Use of 3-D printing has decreased the amount of time it takes to create parts, such as fuel tanks used in spacecraft, by 80 percent. It has reduced weight of various components by 40 percent.
Titanium fuel for spacecraft operate in incredible internal pressure and need to survive 54 Gs, as well as other environmental stresses during launch.
Several parts on Lockheed Martin’s Juno spacecraft had traveled 1.76 billion miles before entering Jupiter’s orbit in July.
“The big thing with additive manufacturing is that it gives you freedom not only in the geometry, but freedom in the material itself,” said Tim Simpson, a professor in mechanical and nuclear engineering at Penn State.
Simpson also leads the Center for Innovative Manufacturing Processing-3D, a leader in the growing field of additive manufacturing.
Wave of future
“You can now create new parts that you weren’t able to make before with a complex lattice structure,” Simpson said. “Now you get strength-to-weight ratios you can only find in nature. A tree is not a solid thing. Nature doesn’t design big chunks of solid objects. Everything is lightweight and high performance.”

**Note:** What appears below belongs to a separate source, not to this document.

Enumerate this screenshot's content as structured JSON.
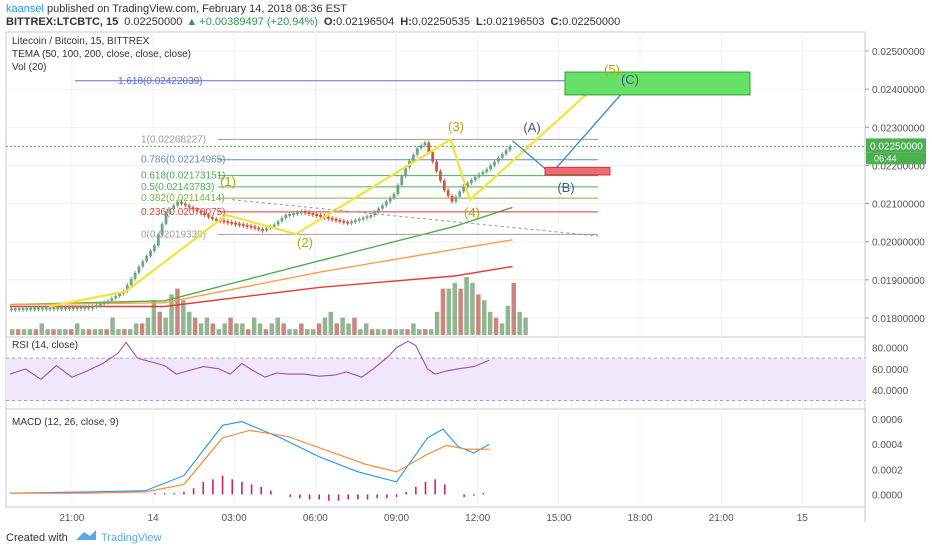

Traditionally, with subtractive processes, “you start with a big block of metal and remove what you don’t want,” he said.
Additive processes, including those with titanium powder, are going to have a huge impact, Simpson said.
Widespread use of additive manufacturing will impact supply chain issues as well, Simpson said.
Noting the transformative work by GE engineers on the helicopter engine, Simpson said, “they redesigned a helicopter engine from 900 parts to 14. Now you’re talking about eliminating 10 to 15 suppliers.
“If I can integrate and print parts,” he said, “I don’t have to chase low-cost labor anymore.”